William sniffed. “I moved in their circle for some time. Niccolò had a fraught relationship with them.”

“So I’ve heard. Could it be that he wrote The Prince for you?”

William offered her an indifferent look before gazing down at the gallery again. He saw a pair of lovers sitting on the steps of the loggia, kissing passionately.

“Where’s the Prince’s little pet this evening?”

“Out,” he rumbled.

“I’m surprised you let her out of your sight, given the way you were with her at Teatro.”

William opened his mouth to protest, but Aoibhe interrupted.

“Don’t bother lying. One might almost say you’re in love with her.”

“Love?” he scoffed. “You know our kind too little.”

“Ah, my prince. I know you only too well.” She moved closer to touch his face.

He sidestepped her. “What do you know of love?”

“Precious little. I’ve tried to forget my time as a human. It made immortality much easier. But there was a boy . . .” She smiled, a faraway look in her eyes. “After the English lord raped me, the boy didn’t want me anymore.”
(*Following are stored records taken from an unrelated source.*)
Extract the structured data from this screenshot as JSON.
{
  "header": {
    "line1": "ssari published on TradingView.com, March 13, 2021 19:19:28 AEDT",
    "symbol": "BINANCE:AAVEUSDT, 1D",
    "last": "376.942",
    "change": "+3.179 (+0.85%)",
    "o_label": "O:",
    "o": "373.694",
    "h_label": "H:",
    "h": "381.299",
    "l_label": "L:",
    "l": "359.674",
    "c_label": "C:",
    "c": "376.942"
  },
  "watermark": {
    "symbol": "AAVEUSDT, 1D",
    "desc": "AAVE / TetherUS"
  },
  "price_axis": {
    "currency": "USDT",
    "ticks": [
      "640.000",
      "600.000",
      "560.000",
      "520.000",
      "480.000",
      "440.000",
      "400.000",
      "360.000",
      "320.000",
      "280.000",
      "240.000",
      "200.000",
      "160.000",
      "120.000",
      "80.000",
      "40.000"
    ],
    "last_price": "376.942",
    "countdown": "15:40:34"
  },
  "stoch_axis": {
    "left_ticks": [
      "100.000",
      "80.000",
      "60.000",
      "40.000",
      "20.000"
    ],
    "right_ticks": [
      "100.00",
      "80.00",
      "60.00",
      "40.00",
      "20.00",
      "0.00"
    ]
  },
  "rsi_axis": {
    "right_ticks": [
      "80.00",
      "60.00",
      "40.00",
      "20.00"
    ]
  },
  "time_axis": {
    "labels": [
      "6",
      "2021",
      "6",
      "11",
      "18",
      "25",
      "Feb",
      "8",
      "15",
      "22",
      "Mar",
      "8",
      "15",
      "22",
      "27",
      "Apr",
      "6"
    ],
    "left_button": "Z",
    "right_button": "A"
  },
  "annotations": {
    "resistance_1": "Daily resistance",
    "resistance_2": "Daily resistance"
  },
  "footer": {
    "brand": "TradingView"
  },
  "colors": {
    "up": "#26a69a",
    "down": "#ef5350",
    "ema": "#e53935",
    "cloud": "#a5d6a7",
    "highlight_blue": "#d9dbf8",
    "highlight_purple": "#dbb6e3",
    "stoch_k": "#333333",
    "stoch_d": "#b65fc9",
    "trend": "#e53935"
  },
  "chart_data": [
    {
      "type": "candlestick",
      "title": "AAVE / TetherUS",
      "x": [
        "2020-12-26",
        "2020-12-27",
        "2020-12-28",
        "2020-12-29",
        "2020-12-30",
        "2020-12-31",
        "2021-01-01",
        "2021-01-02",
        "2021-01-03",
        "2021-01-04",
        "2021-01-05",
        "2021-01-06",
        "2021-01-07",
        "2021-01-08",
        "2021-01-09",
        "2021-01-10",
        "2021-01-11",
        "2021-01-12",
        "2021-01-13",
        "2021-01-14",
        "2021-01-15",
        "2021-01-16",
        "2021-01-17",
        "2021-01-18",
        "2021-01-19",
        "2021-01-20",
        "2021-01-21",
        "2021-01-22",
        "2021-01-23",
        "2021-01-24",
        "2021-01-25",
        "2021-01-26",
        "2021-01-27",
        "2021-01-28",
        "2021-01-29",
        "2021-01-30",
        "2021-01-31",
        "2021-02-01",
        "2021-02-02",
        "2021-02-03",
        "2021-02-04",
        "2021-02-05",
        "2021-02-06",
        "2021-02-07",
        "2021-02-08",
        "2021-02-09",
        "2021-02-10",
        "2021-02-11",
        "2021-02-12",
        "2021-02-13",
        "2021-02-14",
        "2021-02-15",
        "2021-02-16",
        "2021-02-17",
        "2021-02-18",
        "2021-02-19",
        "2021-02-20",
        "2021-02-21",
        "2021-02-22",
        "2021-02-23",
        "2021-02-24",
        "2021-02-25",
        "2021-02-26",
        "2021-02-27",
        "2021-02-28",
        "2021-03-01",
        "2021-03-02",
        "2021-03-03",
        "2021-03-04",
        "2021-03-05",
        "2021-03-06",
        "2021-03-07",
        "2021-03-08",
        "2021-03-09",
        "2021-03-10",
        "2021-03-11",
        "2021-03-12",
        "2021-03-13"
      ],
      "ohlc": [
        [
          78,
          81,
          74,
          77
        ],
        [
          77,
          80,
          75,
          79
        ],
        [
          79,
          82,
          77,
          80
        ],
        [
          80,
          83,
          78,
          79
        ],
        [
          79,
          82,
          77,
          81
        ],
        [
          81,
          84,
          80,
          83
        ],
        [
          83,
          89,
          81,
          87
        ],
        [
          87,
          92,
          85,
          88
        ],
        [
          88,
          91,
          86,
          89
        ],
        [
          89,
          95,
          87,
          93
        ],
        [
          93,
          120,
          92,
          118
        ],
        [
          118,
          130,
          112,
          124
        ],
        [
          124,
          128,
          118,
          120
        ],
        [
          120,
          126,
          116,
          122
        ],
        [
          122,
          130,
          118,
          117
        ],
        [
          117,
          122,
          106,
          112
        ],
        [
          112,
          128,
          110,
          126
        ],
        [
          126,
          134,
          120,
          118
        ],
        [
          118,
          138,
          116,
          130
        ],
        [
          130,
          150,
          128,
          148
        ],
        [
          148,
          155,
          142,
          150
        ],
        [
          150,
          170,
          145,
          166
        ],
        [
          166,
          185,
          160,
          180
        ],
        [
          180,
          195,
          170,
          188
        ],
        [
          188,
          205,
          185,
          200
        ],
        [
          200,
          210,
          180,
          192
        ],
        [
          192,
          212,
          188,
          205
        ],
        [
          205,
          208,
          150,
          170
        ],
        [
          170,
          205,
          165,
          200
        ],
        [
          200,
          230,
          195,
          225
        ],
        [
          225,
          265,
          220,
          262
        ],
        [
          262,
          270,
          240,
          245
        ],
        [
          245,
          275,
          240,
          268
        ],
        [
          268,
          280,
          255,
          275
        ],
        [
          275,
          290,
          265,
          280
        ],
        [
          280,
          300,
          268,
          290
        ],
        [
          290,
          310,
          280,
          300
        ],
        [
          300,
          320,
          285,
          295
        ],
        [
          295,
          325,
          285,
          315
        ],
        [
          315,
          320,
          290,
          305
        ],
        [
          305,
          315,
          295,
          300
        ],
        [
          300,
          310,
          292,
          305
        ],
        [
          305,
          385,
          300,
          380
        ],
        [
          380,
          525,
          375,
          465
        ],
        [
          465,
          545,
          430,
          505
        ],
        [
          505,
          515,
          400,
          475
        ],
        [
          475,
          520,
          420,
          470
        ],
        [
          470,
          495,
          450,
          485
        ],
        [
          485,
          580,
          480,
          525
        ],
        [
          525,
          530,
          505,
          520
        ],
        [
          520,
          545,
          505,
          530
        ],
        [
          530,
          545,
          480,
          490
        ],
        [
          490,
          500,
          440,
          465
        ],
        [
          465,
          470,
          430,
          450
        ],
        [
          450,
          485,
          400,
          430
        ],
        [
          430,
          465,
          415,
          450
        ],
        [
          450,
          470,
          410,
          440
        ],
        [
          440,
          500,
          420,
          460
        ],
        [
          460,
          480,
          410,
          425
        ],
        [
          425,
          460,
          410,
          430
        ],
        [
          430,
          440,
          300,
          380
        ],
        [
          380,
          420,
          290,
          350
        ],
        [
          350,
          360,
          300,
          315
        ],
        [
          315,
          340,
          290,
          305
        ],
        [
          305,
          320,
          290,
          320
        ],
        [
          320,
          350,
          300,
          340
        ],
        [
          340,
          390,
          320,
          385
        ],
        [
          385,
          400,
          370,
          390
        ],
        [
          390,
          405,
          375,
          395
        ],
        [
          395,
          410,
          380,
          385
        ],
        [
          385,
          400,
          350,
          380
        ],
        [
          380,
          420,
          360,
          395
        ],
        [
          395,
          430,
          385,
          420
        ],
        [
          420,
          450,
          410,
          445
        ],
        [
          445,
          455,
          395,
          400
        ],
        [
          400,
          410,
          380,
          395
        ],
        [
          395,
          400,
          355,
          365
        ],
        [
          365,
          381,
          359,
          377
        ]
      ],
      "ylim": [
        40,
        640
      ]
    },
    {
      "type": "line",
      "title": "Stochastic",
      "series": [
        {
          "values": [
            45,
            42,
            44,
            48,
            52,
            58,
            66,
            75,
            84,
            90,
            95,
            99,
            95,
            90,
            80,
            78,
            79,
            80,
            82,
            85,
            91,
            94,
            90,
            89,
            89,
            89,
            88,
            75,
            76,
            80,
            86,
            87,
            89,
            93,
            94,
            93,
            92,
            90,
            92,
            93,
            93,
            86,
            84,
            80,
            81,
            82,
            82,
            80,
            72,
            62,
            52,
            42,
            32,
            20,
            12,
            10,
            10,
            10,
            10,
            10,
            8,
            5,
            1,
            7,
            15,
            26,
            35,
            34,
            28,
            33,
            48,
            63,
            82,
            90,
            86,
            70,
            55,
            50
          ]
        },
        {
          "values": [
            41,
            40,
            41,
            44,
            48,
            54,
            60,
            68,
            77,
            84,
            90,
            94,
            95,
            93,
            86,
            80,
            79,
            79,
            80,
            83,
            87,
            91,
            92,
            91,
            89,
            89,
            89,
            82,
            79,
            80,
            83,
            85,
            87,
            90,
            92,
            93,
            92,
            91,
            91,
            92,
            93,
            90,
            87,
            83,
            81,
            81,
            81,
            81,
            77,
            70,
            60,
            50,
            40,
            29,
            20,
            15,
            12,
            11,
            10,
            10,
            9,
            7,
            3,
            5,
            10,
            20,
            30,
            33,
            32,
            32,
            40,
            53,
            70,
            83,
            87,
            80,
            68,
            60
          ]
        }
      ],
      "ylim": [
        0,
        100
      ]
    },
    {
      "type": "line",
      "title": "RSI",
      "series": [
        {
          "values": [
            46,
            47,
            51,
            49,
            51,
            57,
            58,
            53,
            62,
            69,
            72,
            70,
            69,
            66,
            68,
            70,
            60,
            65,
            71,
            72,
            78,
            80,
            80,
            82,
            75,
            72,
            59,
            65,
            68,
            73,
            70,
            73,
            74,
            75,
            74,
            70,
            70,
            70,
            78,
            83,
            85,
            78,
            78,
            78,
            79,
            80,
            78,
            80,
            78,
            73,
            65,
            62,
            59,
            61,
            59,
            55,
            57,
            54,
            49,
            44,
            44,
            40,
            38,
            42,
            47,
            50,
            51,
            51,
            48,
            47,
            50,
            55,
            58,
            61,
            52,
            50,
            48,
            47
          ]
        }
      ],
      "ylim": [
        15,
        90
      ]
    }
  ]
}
“This is your account of love?” William strode to the crenellations, placing his hands on one.

“Maybe the boy didn’t love me. Maybe the ugliness of rape killed his love. I was young and unable to fathom such mysteries.”

She tilted her head, regarding the Prince thoughtfully.

“One might say we have shared love, you and I. Our evenings together were certainly pleasurable. That’s love enough for me.”

“It isn’t enough,” he muttered, leaning forward on the battlements.

She stood next to him, following his gaze to the lovers who were kissing at the loggia. “The kind of love of which you speak is dangerous. It makes one vulnerable.”

Satisfied that the woman entangled in the embrace below was not Raven, he tore his eyes from her.

“We are all vulnerable in some way.”

“Then be vulnerable to me and make me your consort.”